Agreed.... well I use my 750GB HD that came with my MBP and put that in the optibay...
 
i got a 2.2 15 with a 128ssd and a 750gb data doubler in the optibay it fits my needs perfectly.
 
i got a 2.2 15 with a 128ssd and a 750gb data doubler in the optibay it fits my needs perfectly.

Thinkin of getting the second drive as SSD 128Gb and put it into optibay. Can it be set as primary boot drive even if it will sit in the place I used to have my dvd superdrive?? Anyone?
 
That is perfectly understandable, so I assume I don't need a partition to run a VM for Windows 7? That could save space....

Don't need a partition to run a VM, but VMs can be fairly large. Most VMs are between 20 and 50GB depending on how you configure it. If you create a small 20GB Windows VM you should be fine, you can always map your external into the VM and store files to and from Windows to the external drive, to keep space in check.
 
Don't need a partition to run a VM, but VMs can be fairly large. Most VMs are between 20 and 50GB depending on how you configure it. If you create a small 20GB Windows VM you should be fine, you can always map your external into the VM and store files to and from Windows to the external drive, to keep space in check.

I understand I could do store the VM on the external, but would performance be slow because I'm reading/writing files off a external USB 2.0 drive?

And now it is sort of becoming a affordability problem because I was going to sell the Ipod with the B2S promotion, for about $200, but now we only get $100 and I don't think that I can sell that.
 
I understand I could do store the VM on the external, but would performance be slow because I'm reading/writing files off a external USB 2.0 drive?

Not if the external drive is a SSD. You can buy an 80 GB SSD for reasonably cheap.
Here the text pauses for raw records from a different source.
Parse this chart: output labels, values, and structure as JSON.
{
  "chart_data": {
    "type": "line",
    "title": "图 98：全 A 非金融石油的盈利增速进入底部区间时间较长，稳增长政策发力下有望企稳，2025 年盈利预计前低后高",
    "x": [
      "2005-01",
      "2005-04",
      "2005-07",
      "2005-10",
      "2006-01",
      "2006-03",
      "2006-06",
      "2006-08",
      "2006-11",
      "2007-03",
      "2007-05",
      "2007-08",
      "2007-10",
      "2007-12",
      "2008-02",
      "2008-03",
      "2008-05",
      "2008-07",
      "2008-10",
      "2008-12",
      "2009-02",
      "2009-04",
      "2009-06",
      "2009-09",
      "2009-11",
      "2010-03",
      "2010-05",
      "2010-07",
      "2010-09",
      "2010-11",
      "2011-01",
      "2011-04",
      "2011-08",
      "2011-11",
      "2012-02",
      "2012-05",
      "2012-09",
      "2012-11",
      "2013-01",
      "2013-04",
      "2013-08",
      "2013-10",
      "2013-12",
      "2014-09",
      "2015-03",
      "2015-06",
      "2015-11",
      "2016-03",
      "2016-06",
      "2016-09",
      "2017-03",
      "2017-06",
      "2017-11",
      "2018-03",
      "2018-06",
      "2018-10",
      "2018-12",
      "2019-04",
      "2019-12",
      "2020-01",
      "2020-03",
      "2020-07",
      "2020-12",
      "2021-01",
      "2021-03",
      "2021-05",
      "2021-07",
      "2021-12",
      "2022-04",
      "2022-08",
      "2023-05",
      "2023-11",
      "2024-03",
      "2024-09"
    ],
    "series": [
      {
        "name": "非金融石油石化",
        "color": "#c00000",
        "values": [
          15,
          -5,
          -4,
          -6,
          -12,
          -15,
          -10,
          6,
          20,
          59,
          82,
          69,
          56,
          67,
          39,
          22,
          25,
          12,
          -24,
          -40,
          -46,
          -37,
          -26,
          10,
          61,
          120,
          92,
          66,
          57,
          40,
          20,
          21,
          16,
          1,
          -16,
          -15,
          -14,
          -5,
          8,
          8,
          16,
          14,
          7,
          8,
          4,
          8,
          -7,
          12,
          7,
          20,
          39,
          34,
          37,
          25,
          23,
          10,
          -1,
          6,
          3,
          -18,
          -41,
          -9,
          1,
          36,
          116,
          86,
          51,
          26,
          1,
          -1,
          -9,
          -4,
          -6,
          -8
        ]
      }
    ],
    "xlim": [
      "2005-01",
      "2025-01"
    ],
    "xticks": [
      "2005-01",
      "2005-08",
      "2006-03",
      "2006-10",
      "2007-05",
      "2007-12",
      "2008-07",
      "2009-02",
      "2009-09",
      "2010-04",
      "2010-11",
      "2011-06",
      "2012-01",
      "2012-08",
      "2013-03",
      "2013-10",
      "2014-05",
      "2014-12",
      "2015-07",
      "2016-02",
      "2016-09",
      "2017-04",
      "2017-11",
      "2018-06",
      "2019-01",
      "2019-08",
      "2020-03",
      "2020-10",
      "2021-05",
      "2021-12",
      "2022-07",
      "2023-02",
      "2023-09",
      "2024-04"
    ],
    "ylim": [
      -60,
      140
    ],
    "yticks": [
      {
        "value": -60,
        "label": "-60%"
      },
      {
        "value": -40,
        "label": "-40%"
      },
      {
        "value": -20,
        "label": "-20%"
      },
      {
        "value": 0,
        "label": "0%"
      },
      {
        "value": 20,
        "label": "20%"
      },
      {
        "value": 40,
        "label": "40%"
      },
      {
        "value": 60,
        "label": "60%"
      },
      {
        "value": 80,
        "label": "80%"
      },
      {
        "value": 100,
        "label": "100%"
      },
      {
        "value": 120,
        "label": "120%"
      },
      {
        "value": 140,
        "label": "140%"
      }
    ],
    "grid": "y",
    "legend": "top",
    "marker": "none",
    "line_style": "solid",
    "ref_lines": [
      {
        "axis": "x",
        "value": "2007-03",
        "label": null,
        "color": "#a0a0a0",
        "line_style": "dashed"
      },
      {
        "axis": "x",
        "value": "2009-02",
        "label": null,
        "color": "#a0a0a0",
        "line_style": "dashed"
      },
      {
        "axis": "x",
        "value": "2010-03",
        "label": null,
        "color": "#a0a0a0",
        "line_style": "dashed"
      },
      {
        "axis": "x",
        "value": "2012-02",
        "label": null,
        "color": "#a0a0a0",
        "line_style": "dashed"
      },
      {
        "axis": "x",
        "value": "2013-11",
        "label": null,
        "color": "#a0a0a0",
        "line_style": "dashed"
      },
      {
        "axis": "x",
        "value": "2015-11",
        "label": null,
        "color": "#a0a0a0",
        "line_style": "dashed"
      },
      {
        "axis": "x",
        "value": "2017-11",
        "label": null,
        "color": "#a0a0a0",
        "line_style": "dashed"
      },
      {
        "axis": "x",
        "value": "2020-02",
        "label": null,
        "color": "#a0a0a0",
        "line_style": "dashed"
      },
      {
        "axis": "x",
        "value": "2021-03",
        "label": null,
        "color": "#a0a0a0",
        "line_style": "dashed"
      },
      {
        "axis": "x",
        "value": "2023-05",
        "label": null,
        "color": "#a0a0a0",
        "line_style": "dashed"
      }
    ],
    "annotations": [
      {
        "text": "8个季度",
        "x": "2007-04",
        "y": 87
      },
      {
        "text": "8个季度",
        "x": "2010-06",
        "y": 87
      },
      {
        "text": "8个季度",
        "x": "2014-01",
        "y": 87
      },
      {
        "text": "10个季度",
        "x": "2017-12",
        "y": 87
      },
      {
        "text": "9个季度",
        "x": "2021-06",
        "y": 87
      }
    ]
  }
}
Get a USB - SATA adapter, and it will perform as though it were an internal drive.

Fall back is to do a 7200 or even 10k RPM drive; but then you're dealing with noise. The 7200 RPM drive is plenty fast enough if you're on an extreme budget, though you won't really save much over a small SSD.
 
128G is small. If I were you, I would go for HDD for now and change to SSD when the price is more acceptable.
 
128G is small. If I were you, I would go for HDD for now and change to SSD when the price is more acceptable.

Yeah, that is what I'm going to do, I can't justify the price right now. 7200RPM internal is what it's going to be for a couples years until the price falls.